1984 was a brilliant year for British music. The Smiths wowed the world with their eponymous debut album, the Cocteau Twins produced their magnificent Treasure, Prefab Sprout served up the beguiling Swoon – and then just when you thought it was safe to walk past your friendly local record store again, Lloyd Cole and The Commotions came out of the blue to give us Rattlesnakes.
Released in October 1984, it followed the two singles Perfect Skin and Forest Fire. The former, which hit the lower reaches of the UK charts in March of that year, was an audacious, confident and amusing little thing – one that marked the band out as purveyors of catchy guitar pop with an unusual line in self-depracating lyrics. Forest Fire followed, a dreamy, romantic ballad full of adolescent wit and wisdom.
The album continued the theme; it was a lovely companion piece to the singles, but raised the band’s game still further with the beautiful title track, given an epic feel courtesy of the rousing string arrangements by Ann Dudley (Art of Noise). Produced by Paul Hardiman, Rattlesnakes worked well as a long player. The whole album felt dreamy, contemplative and slightly melancholic – but the wry lyrics always raised a smile and stopped it from taking itself too seriously. Cole loved dropping snatched scenes from private lives into his songs, giving the LP a conversational and sometimes voyeuristic feel.
Musically there was a heavy nineteen sixties influence, which makes it sound less dated now than some eighties albums. Richly textured with guitars, keyboards and strings, it has a smooth, warm, sumptuous feel. Cole’s voice is moody and characterful, although his studied mid-Atlantic drawl jars more than it did back in 1984. To suburban sixteen year olds hungry for glamour and sophistication, his frequent literary and film references (“she looks like Eva Marie Saint in On The Waterfront“, etc.) seemed clever at the time, but now come across as rather more affected. Still, this is part of the album’s unique charm.

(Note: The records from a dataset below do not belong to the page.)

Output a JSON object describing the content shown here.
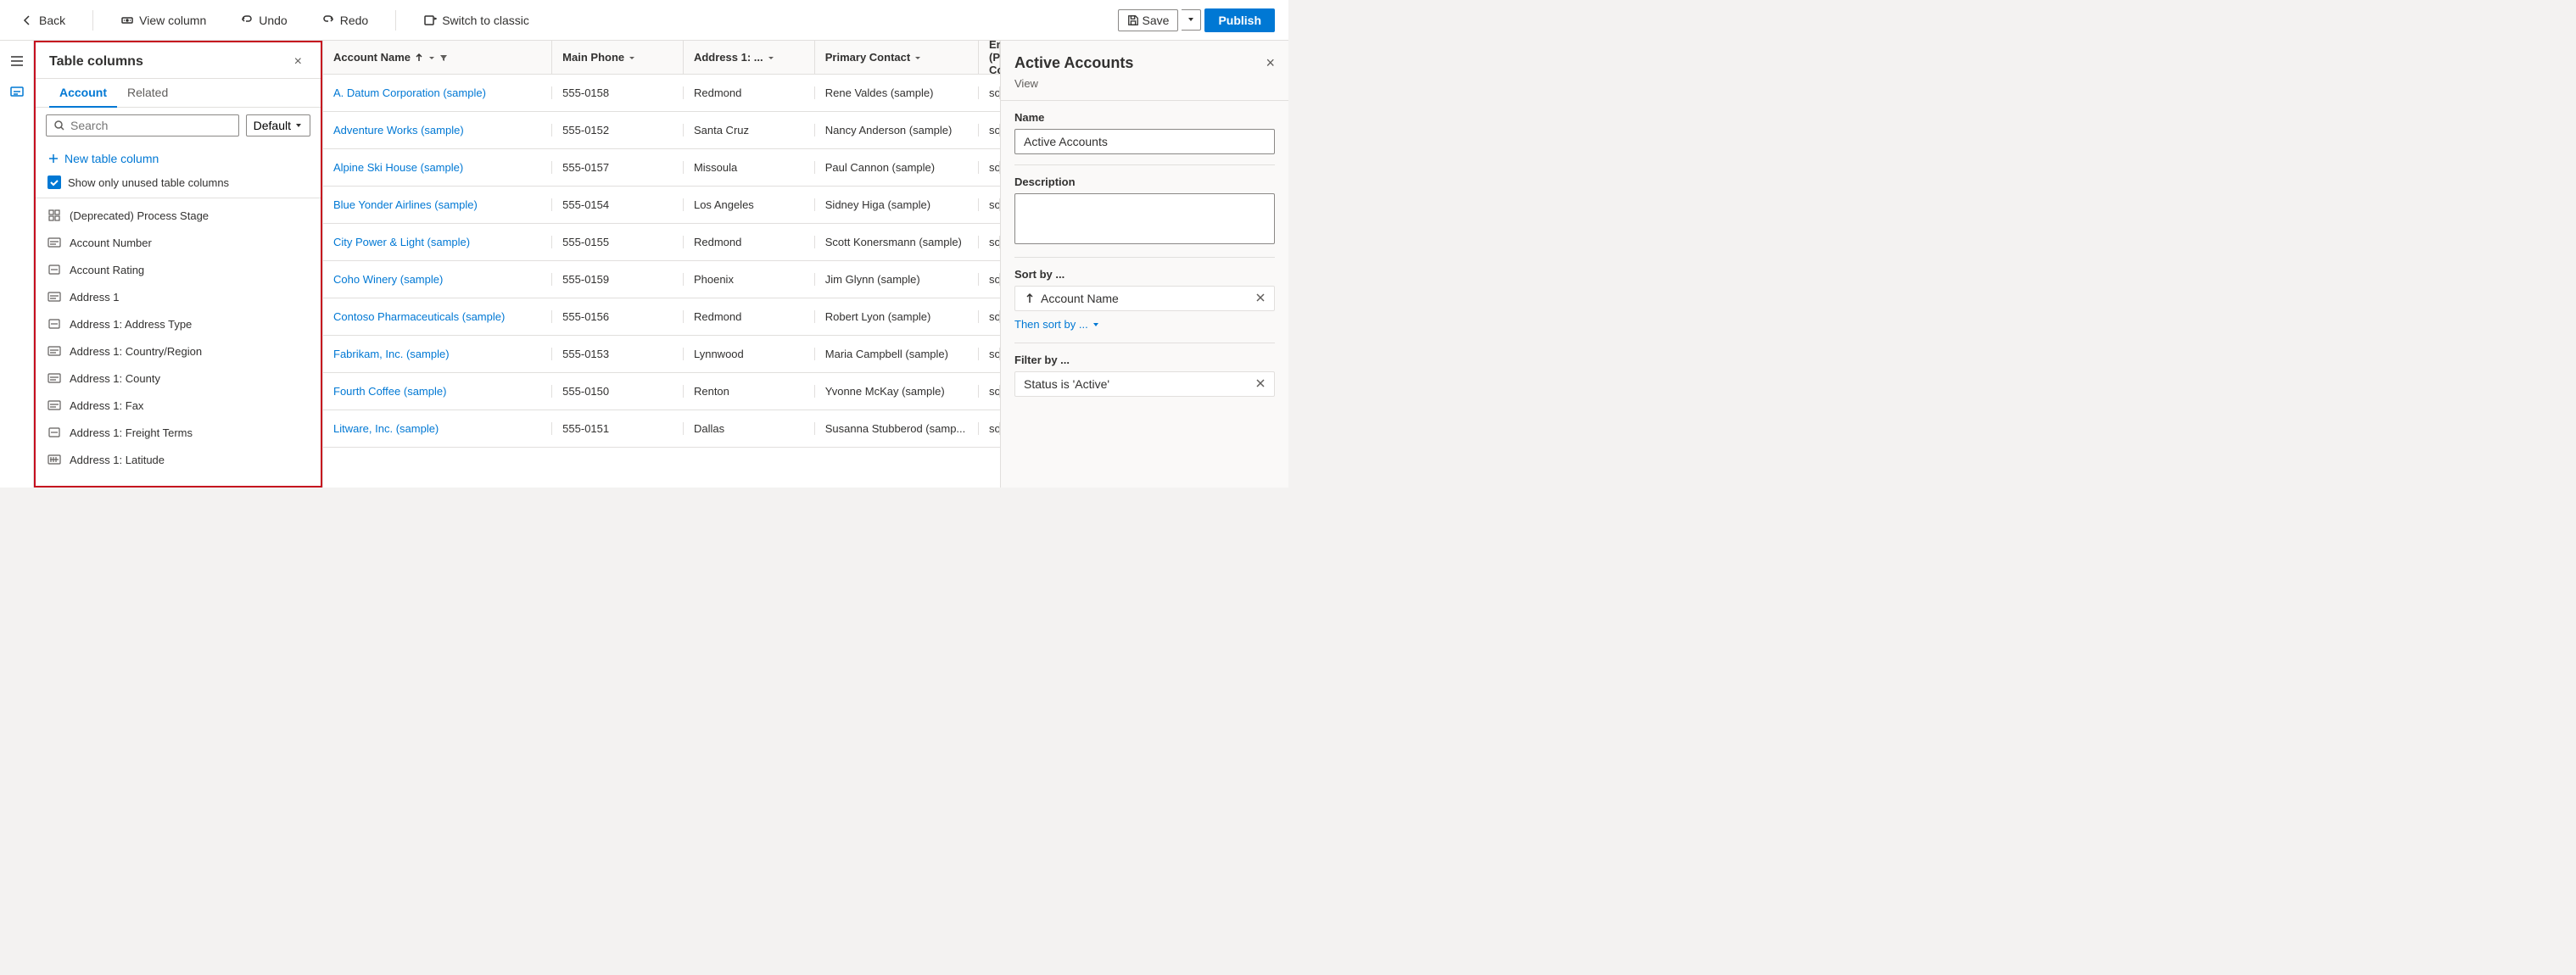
{
  "toolbar": {
    "back_label": "Back",
    "view_column_label": "View column",
    "undo_label": "Undo",
    "redo_label": "Redo",
    "switch_label": "Switch to classic",
    "save_label": "Save",
    "publish_label": "Publish"
  },
  "columns_panel": {
    "title": "Table columns",
    "close_label": "×",
    "tabs": [
      {
        "label": "Account",
        "active": true
      },
      {
        "label": "Related",
        "active": false
      }
    ],
    "search_placeholder": "Search",
    "default_label": "Default",
    "new_col_label": "New table column",
    "unused_label": "Show only unused table columns",
    "columns": [
      {
        "label": "(Deprecated) Process Stage",
        "icon": "grid"
      },
      {
        "label": "Account Number",
        "icon": "abc"
      },
      {
        "label": "Account Rating",
        "icon": "dash"
      },
      {
        "label": "Address 1",
        "icon": "abc"
      },
      {
        "label": "Address 1: Address Type",
        "icon": "dash"
      },
      {
        "label": "Address 1: Country/Region",
        "icon": "abc"
      },
      {
        "label": "Address 1: County",
        "icon": "abc"
      },
      {
        "label": "Address 1: Fax",
        "icon": "abc"
      },
      {
        "label": "Address 1: Freight Terms",
        "icon": "dash"
      },
      {
        "label": "Address 1: Latitude",
        "icon": "num"
      }
    ]
  },
  "grid": {
    "headers": [
      {
        "label": "Account Name",
        "has_sort": true,
        "has_filter": true
      },
      {
        "label": "Main Phone",
        "has_sort": false,
        "has_filter": true
      },
      {
        "label": "Address 1: ...",
        "has_sort": false,
        "has_filter": true
      },
      {
        "label": "Primary Contact",
        "has_sort": false,
        "has_filter": true
      },
      {
        "label": "Email (Primary Co...",
        "has_sort": false,
        "has_filter": true
      }
    ],
    "rows": [
      {
        "account": "A. Datum Corporation (sample)",
        "phone": "555-0158",
        "address": "Redmond",
        "contact": "Rene Valdes (sample)",
        "email": "someone_i@example.com"
      },
      {
        "account": "Adventure Works (sample)",
        "phone": "555-0152",
        "address": "Santa Cruz",
        "contact": "Nancy Anderson (sample)",
        "email": "someone_c@example.com"
      },
      {
        "account": "Alpine Ski House (sample)",
        "phone": "555-0157",
        "address": "Missoula",
        "contact": "Paul Cannon (sample)",
        "email": "someone_h@example.com"
      },
      {
        "account": "Blue Yonder Airlines (sample)",
        "phone": "555-0154",
        "address": "Los Angeles",
        "contact": "Sidney Higa (sample)",
        "email": "someone_e@example.com"
      },
      {
        "account": "City Power & Light (sample)",
        "phone": "555-0155",
        "address": "Redmond",
        "contact": "Scott Konersmann (sample)",
        "email": "someone_f@example.com"
      },
      {
        "account": "Coho Winery (sample)",
        "phone": "555-0159",
        "address": "Phoenix",
        "contact": "Jim Glynn (sample)",
        "email": "someone_j@example.com"
      },
      {
        "account": "Contoso Pharmaceuticals (sample)",
        "phone": "555-0156",
        "address": "Redmond",
        "contact": "Robert Lyon (sample)",
        "email": "someone_g@example.com"
      },
      {
        "account": "Fabrikam, Inc. (sample)",
        "phone": "555-0153",
        "address": "Lynnwood",
        "contact": "Maria Campbell (sample)",
        "email": "someone_d@example.com"
      },
      {
        "account": "Fourth Coffee (sample)",
        "phone": "555-0150",
        "address": "Renton",
        "contact": "Yvonne McKay (sample)",
        "email": "someone_a@example.com"
      },
      {
        "account": "Litware, Inc. (sample)",
        "phone": "555-0151",
        "address": "Dallas",
        "contact": "Susanna Stubberod (samp...",
        "email": "someone_b@example.com"
      }
    ]
  },
  "right_panel": {
    "title": "Active Accounts",
    "close_label": "×",
    "view_label": "View",
    "name_label": "Name",
    "name_value": "Active Accounts",
    "description_label": "Description",
    "description_placeholder": "",
    "sort_label": "Sort by ...",
    "sort_value": "Account Name",
    "then_sort_label": "Then sort by ...",
    "filter_label": "Filter by ...",
    "filter_value": "Status is 'Active'"
  }
}
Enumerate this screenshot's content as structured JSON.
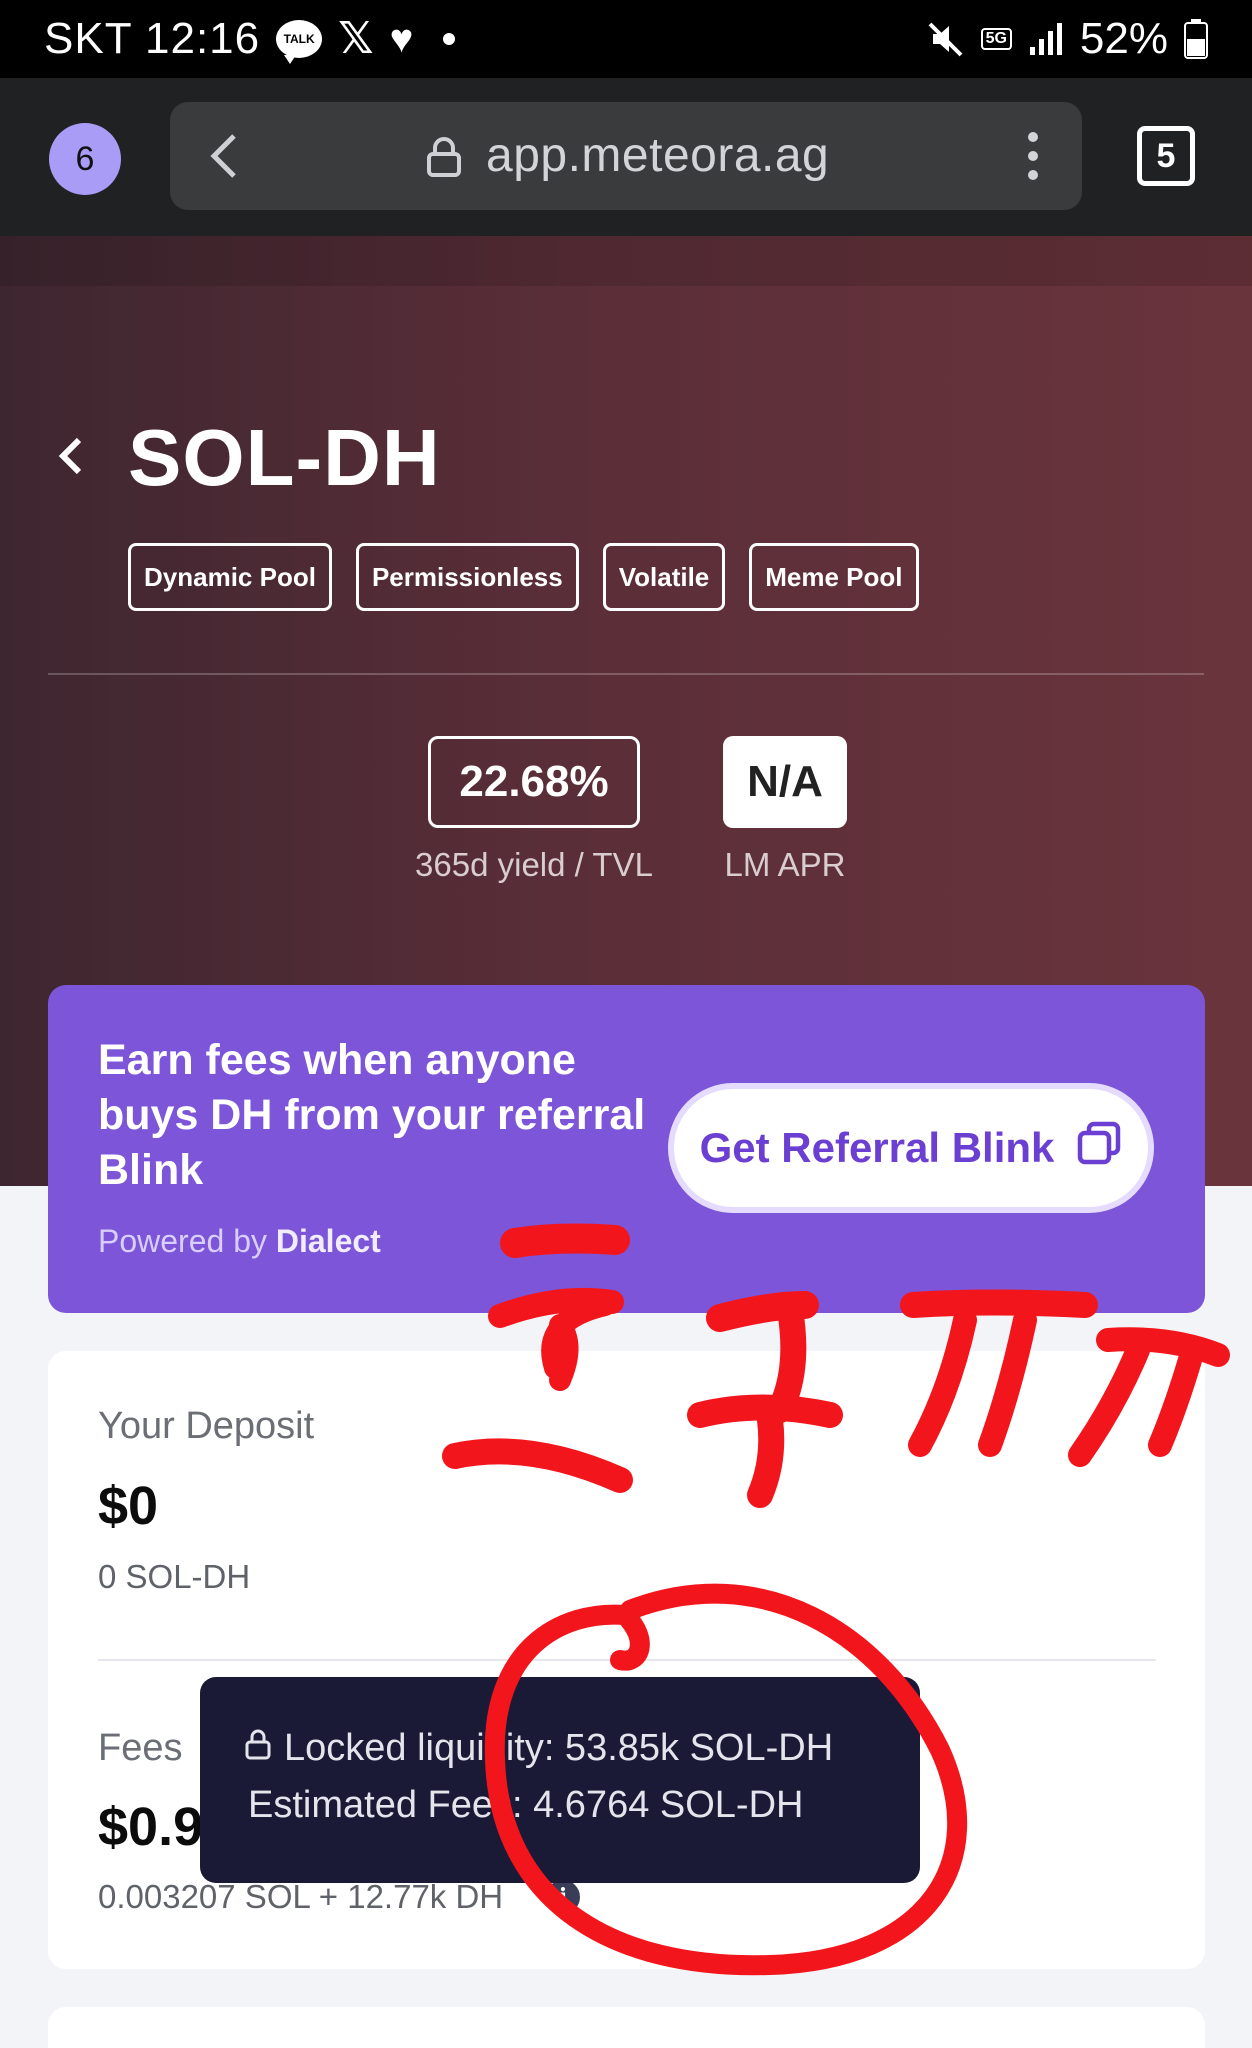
{
  "status_bar": {
    "carrier": "SKT",
    "time": "12:16",
    "talk_label": "TALK",
    "network": "5G",
    "battery": "52%"
  },
  "browser": {
    "profile_number": "6",
    "url": "app.meteora.ag",
    "tab_count": "5"
  },
  "pool": {
    "title": "SOL-DH",
    "tags": [
      "Dynamic Pool",
      "Permissionless",
      "Volatile",
      "Meme Pool"
    ],
    "yield_value": "22.68%",
    "yield_label": "365d yield / TVL",
    "lm_apr_value": "N/A",
    "lm_apr_label": "LM APR"
  },
  "referral": {
    "text": "Earn fees when anyone buys DH from your referral Blink",
    "powered_prefix": "Powered by",
    "powered_brand": "Dialect",
    "button_label": "Get Referral Blink"
  },
  "deposit": {
    "label": "Your Deposit",
    "value": "$0",
    "sub": "0 SOL-DH",
    "fees_label": "Fees",
    "fees_value": "$0.9",
    "fees_sub": "0.003207 SOL + 12.77k DH"
  },
  "tooltip": {
    "line1": "Locked liquidity: 53.85k SOL-DH",
    "line2": "Estimated Fees: 4.6764 SOL-DH"
  },
  "colors": {
    "accent_purple": "#7c55d8",
    "annotation_red": "#f2161c",
    "tooltip_bg": "#1b1a36"
  }
}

Lloyd Cole and The Commotions went on to do one more great LP – Easy Pieces – but for many Rattlesnakes was the band’s finest hour. It’s no Dark Side of the Moon, but remains an interesting and enjoyable little album full of whimsy and lovingly crafted tunes. Not quite the best release of 1984, but it certainly added to that year’s portfolio of excellent new British music.